“Serbatoi d’acqua posti sul tetto distrutti, stessa sorte per i pannelli solari, carburante esaurito, dunque scarse possibilità di produrre energia elettrica e di garantire un minimo di comunicazione stabile. Danni agli edifici e alle macchine parcheggiate all’interno provocati da schegge di bombardamenti caduti nella zona”.
Sono le poche e scarne notizie che arrivano dalla parrocchia latina della Sacra Famiglia, l’unica cattolica della Striscia di Gaza, dove stanno trovando rifugio circa 600 persone.
A fornirle è l’amministratore generale del Patriarcato latino di Gerusalemme, Sami el Yousef. Il compound parrocchiale comprende, oltre alla chiesa, la scuola, l’asilo, tre conventi e due case per la cura dei bambini con handicap e anziani e vari ambienti parrocchiali, come un campo polivalente e saloni per l’attività pastorale. L’amministratore generale avverte che “stanno finendo anche le scorte di farina e che per questo motivo il pane viene cucinato sul posto solo a giorni alterni, quando le condizioni lo permettono. Comincia a scarseggiare anche il cibo, l’acqua e le medicine”. La situazione è resa ancora più grave dal fatto che “per motivi di sicurezza nessuno può uscire dalla parrocchia e nessuno si può avvicinare”. “Adesso, ad aggiungere sale sulla ferita – denuncia el Yousef – è il veto degli Stati Uniti alla risoluzione del Consiglio di Sicurezza Onu” che chiedeva il “cessate il fuoco umanitario a Gaza” e definiva la situazione umanitaria “catastrofica”. “Cosa sta aspettando il mondo?”, è il grido dell’amministratore generale.

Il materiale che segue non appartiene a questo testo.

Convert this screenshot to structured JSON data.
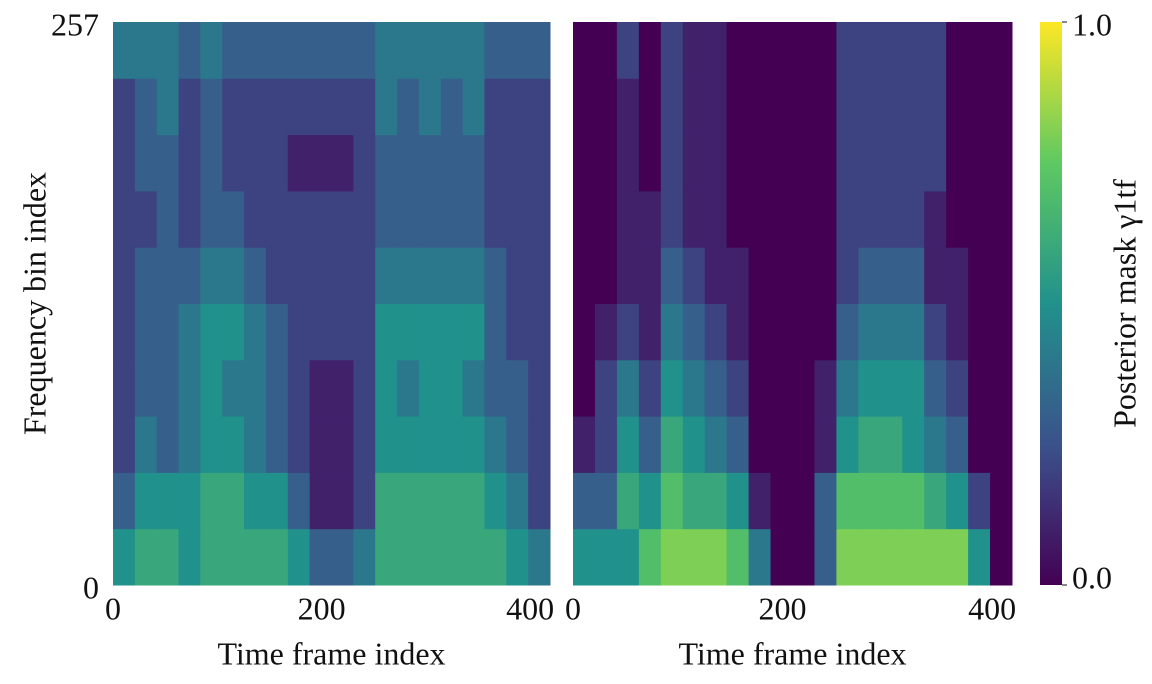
{
  "chart_data": [
    {
      "type": "heatmap",
      "xlabel": "Time frame index",
      "ylabel": "Frequency bin index",
      "colormap": "viridis",
      "xlim": [
        0,
        419
      ],
      "ylim": [
        0,
        257
      ],
      "xticks": [
        0,
        200,
        400
      ],
      "yticks": [
        0,
        257
      ],
      "z": [
        [
          0.5,
          0.6,
          0.6,
          0.5,
          0.6,
          0.6,
          0.6,
          0.6,
          0.5,
          0.3,
          0.3,
          0.4,
          0.6,
          0.6,
          0.6,
          0.6,
          0.6,
          0.6,
          0.5,
          0.4
        ],
        [
          0.3,
          0.5,
          0.5,
          0.5,
          0.6,
          0.6,
          0.5,
          0.5,
          0.3,
          0.1,
          0.1,
          0.2,
          0.6,
          0.6,
          0.6,
          0.6,
          0.6,
          0.5,
          0.4,
          0.2
        ],
        [
          0.2,
          0.4,
          0.3,
          0.4,
          0.5,
          0.5,
          0.4,
          0.3,
          0.2,
          0.1,
          0.1,
          0.2,
          0.5,
          0.5,
          0.5,
          0.5,
          0.5,
          0.4,
          0.3,
          0.2
        ],
        [
          0.2,
          0.3,
          0.3,
          0.4,
          0.5,
          0.4,
          0.4,
          0.3,
          0.2,
          0.1,
          0.1,
          0.2,
          0.5,
          0.4,
          0.5,
          0.5,
          0.4,
          0.3,
          0.3,
          0.2
        ],
        [
          0.2,
          0.3,
          0.3,
          0.4,
          0.5,
          0.5,
          0.4,
          0.3,
          0.2,
          0.2,
          0.2,
          0.2,
          0.5,
          0.5,
          0.5,
          0.5,
          0.5,
          0.3,
          0.2,
          0.2
        ],
        [
          0.2,
          0.3,
          0.3,
          0.3,
          0.4,
          0.4,
          0.3,
          0.2,
          0.2,
          0.2,
          0.2,
          0.2,
          0.4,
          0.4,
          0.4,
          0.4,
          0.4,
          0.3,
          0.2,
          0.2
        ],
        [
          0.2,
          0.2,
          0.3,
          0.2,
          0.3,
          0.3,
          0.2,
          0.2,
          0.2,
          0.2,
          0.2,
          0.2,
          0.3,
          0.3,
          0.3,
          0.3,
          0.3,
          0.2,
          0.2,
          0.2
        ],
        [
          0.2,
          0.3,
          0.3,
          0.2,
          0.3,
          0.2,
          0.2,
          0.2,
          0.1,
          0.1,
          0.1,
          0.2,
          0.3,
          0.3,
          0.3,
          0.3,
          0.3,
          0.2,
          0.2,
          0.2
        ],
        [
          0.2,
          0.3,
          0.4,
          0.2,
          0.3,
          0.2,
          0.2,
          0.2,
          0.2,
          0.2,
          0.2,
          0.2,
          0.4,
          0.3,
          0.4,
          0.3,
          0.4,
          0.2,
          0.2,
          0.2
        ],
        [
          0.4,
          0.4,
          0.4,
          0.3,
          0.4,
          0.3,
          0.3,
          0.3,
          0.3,
          0.3,
          0.3,
          0.3,
          0.4,
          0.4,
          0.4,
          0.4,
          0.4,
          0.3,
          0.3,
          0.3
        ]
      ]
    },
    {
      "type": "heatmap",
      "xlabel": "Time frame index",
      "colormap": "viridis",
      "xlim": [
        0,
        419
      ],
      "ylim": [
        0,
        257
      ],
      "xticks": [
        0,
        200,
        400
      ],
      "z": [
        [
          0.5,
          0.5,
          0.5,
          0.7,
          0.8,
          0.8,
          0.8,
          0.7,
          0.4,
          0,
          0,
          0.3,
          0.8,
          0.8,
          0.8,
          0.8,
          0.8,
          0.8,
          0.5,
          0
        ],
        [
          0.3,
          0.3,
          0.6,
          0.5,
          0.7,
          0.6,
          0.6,
          0.5,
          0.1,
          0,
          0,
          0.3,
          0.7,
          0.7,
          0.7,
          0.7,
          0.6,
          0.5,
          0.2,
          0
        ],
        [
          0.1,
          0.2,
          0.5,
          0.3,
          0.6,
          0.5,
          0.4,
          0.3,
          0,
          0,
          0,
          0.1,
          0.5,
          0.6,
          0.6,
          0.5,
          0.4,
          0.3,
          0,
          0
        ],
        [
          0,
          0.2,
          0.4,
          0.2,
          0.5,
          0.4,
          0.3,
          0.2,
          0,
          0,
          0,
          0.1,
          0.4,
          0.5,
          0.5,
          0.5,
          0.3,
          0.2,
          0,
          0
        ],
        [
          0,
          0.1,
          0.2,
          0.1,
          0.4,
          0.3,
          0.2,
          0.1,
          0,
          0,
          0,
          0,
          0.3,
          0.4,
          0.4,
          0.4,
          0.2,
          0.1,
          0,
          0
        ],
        [
          0,
          0,
          0.1,
          0.1,
          0.3,
          0.2,
          0.1,
          0.1,
          0,
          0,
          0,
          0,
          0.2,
          0.3,
          0.3,
          0.3,
          0.1,
          0.1,
          0,
          0
        ],
        [
          0,
          0,
          0.1,
          0.1,
          0.2,
          0.1,
          0.1,
          0,
          0,
          0,
          0,
          0,
          0.2,
          0.2,
          0.2,
          0.2,
          0.1,
          0,
          0,
          0
        ],
        [
          0,
          0,
          0.1,
          0,
          0.2,
          0.1,
          0.1,
          0,
          0,
          0,
          0,
          0,
          0.2,
          0.2,
          0.2,
          0.2,
          0.2,
          0,
          0,
          0
        ],
        [
          0,
          0,
          0.1,
          0,
          0.2,
          0.1,
          0.1,
          0,
          0,
          0,
          0,
          0,
          0.2,
          0.2,
          0.2,
          0.2,
          0.2,
          0,
          0,
          0
        ],
        [
          0,
          0,
          0.2,
          0,
          0.2,
          0.1,
          0.1,
          0,
          0,
          0,
          0,
          0,
          0.2,
          0.2,
          0.2,
          0.2,
          0.2,
          0,
          0,
          0
        ]
      ]
    },
    {
      "type": "colorbar",
      "label": "Posterior mask γ1tf",
      "colormap": "viridis",
      "zlim": [
        0,
        1
      ],
      "zticks": [
        {
          "value": 0,
          "label": "0.0"
        },
        {
          "value": 1,
          "label": "1.0"
        }
      ]
    }
  ]
}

Il testo della risoluzione, presentato dagli Emirati, chiedeva anche la protezione dei civili, il rilascio immediato e incondizionato di tutti gli ostaggi ancora detenuti da Hamas. Alle parole dell’amministratore fanno eco quelle di George Antone, referente di Caritas Gerusalemme a Gaza: “Finora siamo sopravvissuti a tutto ciò che è stato e crediamo che sopravviveremo a tutto ciò che sarà. Il nostro Dio non ci ha mai lasciati e non ci abbandonerà. Per favore – è l’appello – teneteci nelle vostre preghiere”. Come è noto, dopo l’ordine israeliano di evacuazione dal nord di Gaza, la quasi totalità della comunità cristiana di Gaza (1017 fedeli, in maggioranza ortodossi, poco più di 100 sono i cattolici, ndr.) ha scelto di restare e trovare rifugio nella parrocchia ortodossa di san Porfirio e in quella latina della Sacra Famiglia, situate nel quartiere di Zeitoun, a Gaza city.

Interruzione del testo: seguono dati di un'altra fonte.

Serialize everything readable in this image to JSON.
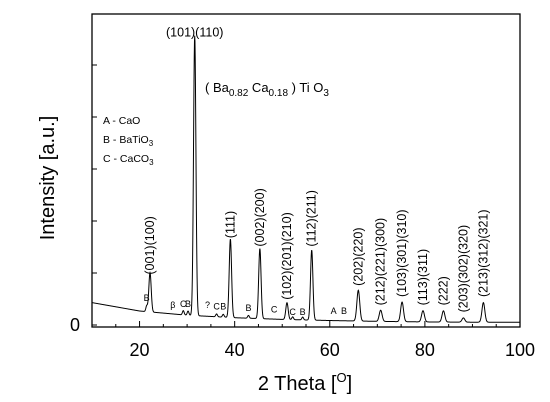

Lo scorso ottobre raid israeliani hanno bombardato e distrutto una parte della parrocchia ortodossa compreso un vicino centro pastorale e culturale, provocando 18 morti. Da quel momento molti cristiani si sono trasferiti nella parrocchia latina dove attualmente sono accolte 600 persone. “Se dobbiamo morire moriremo nella casa del Signore, in chiesa, piuttosto che in luoghi dove non abbiamo un tetto e del cibo” raccontano i cristiani sfollati nella parrocchia latina, come più volte ripetuto al Sir da suor Nabila Saleh, una delle religiose rifugiate in parrocchia. Diversi cristiani, in possesso di doppio passaporto, sono riusciti ad uscire durante la recente pausa umanitaria, dal valico di Rafah al confine con l’Egitto. Secondo fonti locali interpellate dal Sir “praticamente tutte le famiglie cristiane di Gaza non hanno più la casa per via dei bombardamenti”. Intanto si aggiorna il bilancio della guerra: i palestinesi morti, secondo i dati forniti dal ministero della Salute di Hamas, sarebbero circa 17.200, di cui 7.112 bambini. Israele segnala 1.200 morti dall’attacco del 7 ottobre. I rapiti sono 174. I soldati morti nell’offensiva di terra (partita il 27 ottobre) sono 96, salgono a oltre 400 dall’attacco del 7 ottobre.